The Bold, Vivid Works of Crow Artist Kevin Red Star [8 Images]

The Bold, Vivid Works of Crow Artist Kevin Red Star [8 Images]

Gale Courey Toensing


The vivid colors and bold shapes of Crow artist Kevin Red Star are now available for your very own coffee table, in a beautiful new book that explores the painter’s life and art.

Kevin Red Star: Crow Indian Artist (Gibbs Smith, 2014) is the first large-format, hardcover book about one of the most acclaimed Native American artists of our time. Red Star’s contemporary style—part abstract, part representational and wholly unique—along with his vibrant colors combine in images that convey a deep love for his subject matter: traditional Crow Indian culture.

Born in 1943 into a family of creative people, Red Star was raised on the Crow reservation in Southwestern Montana by a musician father and a mother who was an expert in fiber crafts. They encouraged Red Star’s artistic talent, which he displayed at an early age.

“I always wanted to be an artist,” Red Star says in the book. “I remember drawing pictures—such as scenery, horses and tipis—but most of all I just enjoyed doodling.”

In 1962, Red Star was among 150 students chosen to attend the then newly established Institute of American Indian Arts in Santa Fe, New Mexico, where he explored Crow history and culture via modern art techniques.

“Indian culture has in the past been ignored to a great extent,” Red Star says in the new book. “It is for me, as well as for many other Indian artists, a rich source of creative expression. An intertwining of my Indian culture with contemporary art expression has given me a greater insight concerning my art. I hope to accomplish something for the American Indian and at the same time achieve personal satisfaction in a creative statement through my art.”

Red Star later received scholarships to the San Francisco Art Institute, where he was exposed to the avant garde and political and social concerns of post-modern art. While there he began winning prizes and awards for his artwork, and his career as a major American Indian artist began.

Red Star’s beautiful and passionate paintings of warriors, dancers in intricate regalia, horses and the big Montana landscape are collected in the Smithsonian Institute, the Denver Museum of Fine Art, the Whitney Museum in Cody, Wyoming, the Heard Museum in Phoenix, Arizona, the Institute of American Indian Art in Santa Fe and the Eitlejorg Museum in Indianapolis, as well as elsewhere. The artist has been featured in special exhibitions around the world including shows in France, Belgium, Germany, China and Japan.

Kevin Red Star: Crow Indian Artist was written by Daniel Gibson, who served as the editor of Native Peoples magazine from 2001–2013. The photography is by Kitty Leaken, whose previous projects include Contemporary Native American Artists (Gibbs Smith, 2012). Kevin Red Star consists predominately of reproductions of Red Star’s best work over his 50-year career, including from his student days (some 147 works altogether), plus historic photos of the Crow people and their material culture, and contemporary images of the artist, his family his working environment. Also included are the Red Star Ranch, Crow Fair and other Montana scenes that inspire the artist's work.

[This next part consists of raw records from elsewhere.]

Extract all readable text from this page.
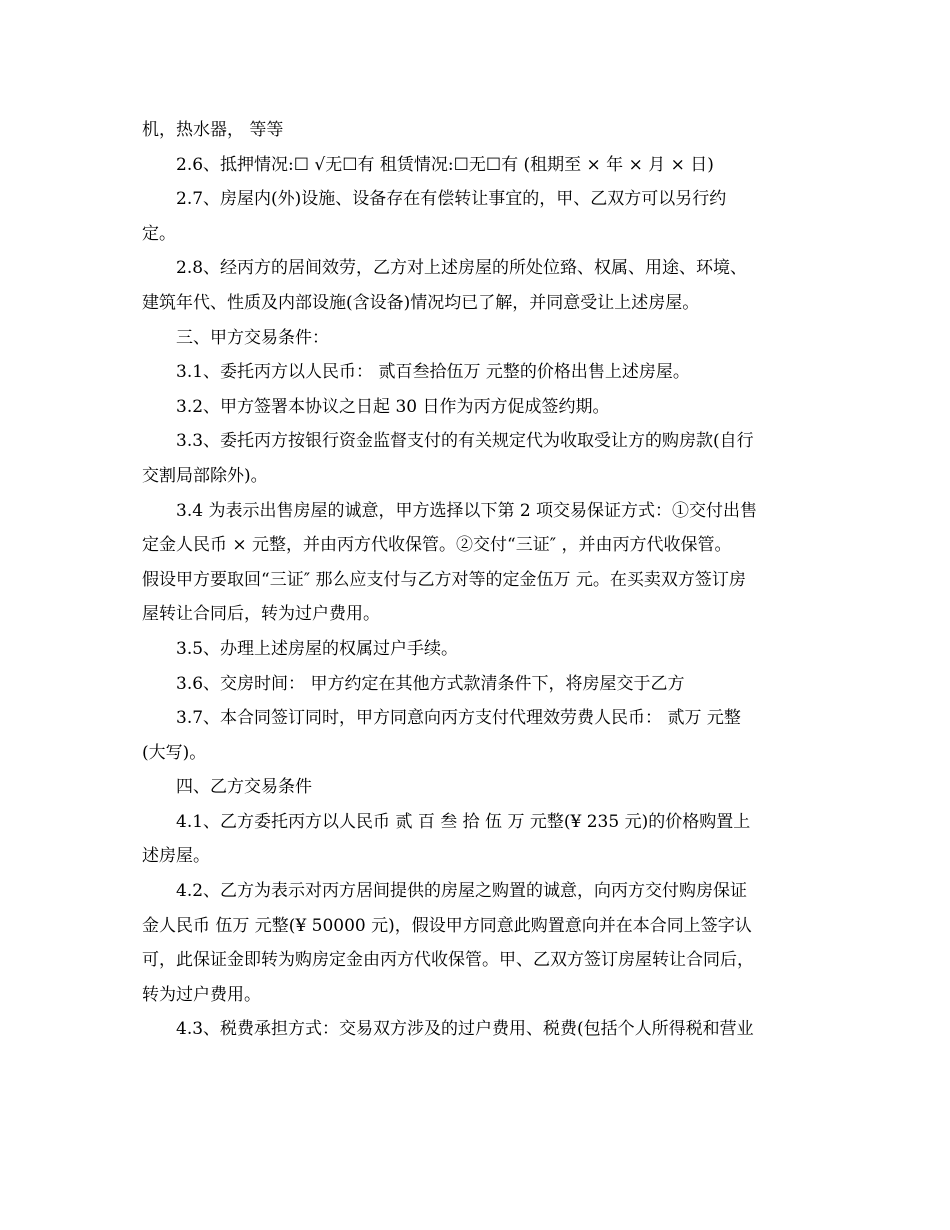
机，热水器， 等等
2.6、抵押情况:☐ √无☐有 租赁情况:☐无☐有 (租期至 × 年 × 月 × 日)
2.7、房屋内(外)设施、设备存在有偿转让事宜的，甲、乙双方可以另行约
定。
2.8、经丙方的居间效劳，乙方对上述房屋的所处位臵、权属、用途、环境、
建筑年代、性质及内部设施(含设备)情况均已了解，并同意受让上述房屋。
三、甲方交易条件：
3.1、委托丙方以人民币： 贰百叁拾伍万 元整的价格出售上述房屋。
3.2、甲方签署本协议之日起 30 日作为丙方促成签约期。
3.3、委托丙方按银行资金监督支付的有关规定代为收取受让方的购房款(自行
交割局部除外)。
3.4 为表示出售房屋的诚意，甲方选择以下第 2 项交易保证方式：①交付出售
定金人民币 × 元整，并由丙方代收保管。②交付“三证″ ，并由丙方代收保管。
假设甲方要取回“三证″ 那么应支付与乙方对等的定金伍万 元。在买卖双方签订房
屋转让合同后，转为过户费用。
3.5、办理上述房屋的权属过户手续。
3.6、交房时间： 甲方约定在其他方式款清条件下，将房屋交于乙方
3.7、本合同签订同时，甲方同意向丙方支付代理效劳费人民币： 贰万 元整
(大写)。
四、乙方交易条件
4.1、乙方委托丙方以人民币 贰 百 叁 拾 伍 万 元整(¥ 235 元)的价格购置上
述房屋。
4.2、乙方为表示对丙方居间提供的房屋之购置的诚意，向丙方交付购房保证
金人民币 伍万 元整(¥ 50000 元)，假设甲方同意此购置意向并在本合同上签字认
可，此保证金即转为购房定金由丙方代收保管。甲、乙双方签订房屋转让合同后，
转为过户费用。
4.3、税费承担方式：交易双方涉及的过户费用、税费(包括个人所得税和营业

As for Red Star’s hope to “achieve personal satisfaction in a creative statement” through his art, it’s clear that he has fulfilled that goal.

“What is an artist? What am I supposed to do? How does an artist conduct himself?” Red Star asks in the video below. “As years went along, I just produced, and all these labels were put upon me, saying, ‘You’re an artist,’ and apparently, that’s what I do, that’s my profession, that’s my career, that’s what I chose. I think when a person just creates, or just works at whatever he loves, I think the goodness comes about, I really do. I think the Creator is there to make things well. I’m just fortunate in that sense that I love what I do.”